Sempre nessuna risposta. Il lupo la prese per il mento e le tirò su delicatamente la testa, e bisognava ringraziare il fatto che fosse una situazione particolare e che Alice stesse usando tutto il proprio autocontrollo se non gli staccava qualche dito con un morso.
- Devo andare. Devo prepararmi per il viaggio. Ma prima...mi lasci fare una cosa? Tanto credo che non ci vedremo mai più.
La ragazza continuava a tacere, fissandolo ai limiti del nervosismo. Aidan doveva essere della scuola del “chi tace, acconsente”. Prese l’iniziativa e fece quello che aveva intenzione di fare: si chinò e la baciò sulle labbra.
Alice spalancò gli occhi, sbalordita. Stava per dargli un pugno e fare il bis della sera prima, poi ci ripensò. Sarebbe stata la prima e ultima volta, in tutti i sensi. Poteva sopportare. Poteva lasciar correre. Richiuse gli occhi e aspettò che finisse, immobile.

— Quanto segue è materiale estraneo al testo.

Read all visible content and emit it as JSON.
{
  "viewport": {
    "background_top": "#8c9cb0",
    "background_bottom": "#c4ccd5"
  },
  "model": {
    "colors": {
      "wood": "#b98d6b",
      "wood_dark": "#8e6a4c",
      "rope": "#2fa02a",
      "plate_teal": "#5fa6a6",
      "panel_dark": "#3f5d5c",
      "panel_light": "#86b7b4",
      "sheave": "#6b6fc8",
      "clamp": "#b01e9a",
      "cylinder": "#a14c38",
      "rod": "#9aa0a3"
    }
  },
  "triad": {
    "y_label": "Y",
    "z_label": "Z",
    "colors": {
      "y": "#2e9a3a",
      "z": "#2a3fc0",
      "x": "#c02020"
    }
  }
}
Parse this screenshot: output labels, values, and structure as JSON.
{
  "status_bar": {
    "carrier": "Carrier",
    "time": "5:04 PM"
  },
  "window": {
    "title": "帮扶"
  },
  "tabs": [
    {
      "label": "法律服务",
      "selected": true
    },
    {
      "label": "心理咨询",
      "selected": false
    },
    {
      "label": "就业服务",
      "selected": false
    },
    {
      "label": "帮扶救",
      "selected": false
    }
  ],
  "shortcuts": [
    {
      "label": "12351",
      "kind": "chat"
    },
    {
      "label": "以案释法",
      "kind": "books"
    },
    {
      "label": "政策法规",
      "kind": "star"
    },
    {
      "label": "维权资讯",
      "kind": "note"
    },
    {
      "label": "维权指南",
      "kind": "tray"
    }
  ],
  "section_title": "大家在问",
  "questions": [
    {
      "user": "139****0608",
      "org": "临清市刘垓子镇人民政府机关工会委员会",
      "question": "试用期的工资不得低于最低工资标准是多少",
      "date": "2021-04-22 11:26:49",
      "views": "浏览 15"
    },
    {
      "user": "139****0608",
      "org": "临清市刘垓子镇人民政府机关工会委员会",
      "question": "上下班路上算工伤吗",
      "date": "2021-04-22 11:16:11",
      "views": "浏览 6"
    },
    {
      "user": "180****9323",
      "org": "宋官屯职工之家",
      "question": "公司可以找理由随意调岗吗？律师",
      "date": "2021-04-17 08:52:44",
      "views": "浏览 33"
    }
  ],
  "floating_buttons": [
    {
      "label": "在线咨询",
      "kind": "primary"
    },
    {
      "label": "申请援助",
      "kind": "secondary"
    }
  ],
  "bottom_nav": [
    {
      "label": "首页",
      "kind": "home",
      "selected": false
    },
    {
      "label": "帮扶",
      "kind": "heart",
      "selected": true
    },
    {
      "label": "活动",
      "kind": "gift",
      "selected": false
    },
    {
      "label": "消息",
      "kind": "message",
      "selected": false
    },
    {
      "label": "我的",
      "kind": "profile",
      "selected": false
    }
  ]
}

Non fu il bacio migliore che avesse mai ricevuto, ma nemmeno il più spiacevole. Fu intenso e caldo e se avesse saputo che Shadow stava facendo la stessa cosa in quel momento, probabilmente Alice gli avrebbe detto che lei era più fortunata. Fra Sonic e lo sbandato che aveva davanti, messa alle strette,avrebbe scelto lo sbandato.
Aidan le infilò un mano sotto maglione e maglietta, appoggiandogliela sul seno. – Non andrò più avanti – le sussurrò, prima di baciarla di nuovo. – Lo so che non sono il suo tipo.
La lasciò andare dopo quello che a lei parve un secolo, e a lui un secondo. Alice sprofondò le mani nelle tasche, mentre il lupo alzava la testa e sospirava. – Wow. Desideravo farlo da mesi.
Tornò a guardarla. – Promettimi che non partirai appena Tikal ti darà le spalle.
- Neanche per sogno.
- Alice. Per favore. Guarda che ti bacio di nuovo se non me lo prometti.
- ...okay, d’accordo. Prometto.
- Okay. Ora posso stare tranquillo. A meno che tu non abbia le dita incrociate, lì in quelle tasche. – Aidan rise, un riso spezzato. Alice tirò fuori la mano destra e gli diede un pugno sulla spalla con tutte le sue forze. Sentiva che qualche lacrima stava iniziando a bruciarle negli occhi e non andava bene. Non andava bene proprio un cazzo.
Il ragazzo rise più forte, ritraendosi. – Mi mancherai un sacco, capo. Davvero. – Si passò una mano fra i capelli, come indeciso, poi si girò di scatto. – Addio, Alice.
E si allontanò in fretta, quasi avesse paura di cambiare idea se fosse andato troppo piano. Alice restò dov’era, in mezzo al marciapiede, a guardarlo andarsene finché non fu scomparso in mezzo al buio, i denti stretti e gli occhi umidi. Poi tirò fuori l’altra mano dalla tasca.
Indice e medio erano ancora incrociati.
 
Incredibile dictu, ho scritto il capitolo in una settimana. Io. Che a volte impiego mesi per metter giù due paragrafi. Lo so. E' un miracolo. Un altro, visto che questa storia sembra fare miriadi di miracoli, ultimamente.
Va beh, è corto. So anche questo. E probabilmente dopo questo ci sarà una lunga pausa. Perché...Perché inizia la scuola. E perché devo ancora ragionare bene cosa succederà dopo tutte le partenze. Siamo a un punto cruciale. In tutti i sensi. Perciò se ci metto un po' di più....chiedo venia.
Ragazzi, non so che dire. Non ho idea di come sia uscito questo capitolo, ma volevate tutti lo yaoi, quasi più di me. Bene. ECCO LO YAOI. Come dice una mia amica, "Nel mulino che vorrei, pace amore e sesso gay". Tutti contenti? Spero di sì.Anche perché tutto il mondo voleva sapere cosa facesse Shadow prima di arrivare a Metal city, e finalmente è venuto fuori. Alleluia.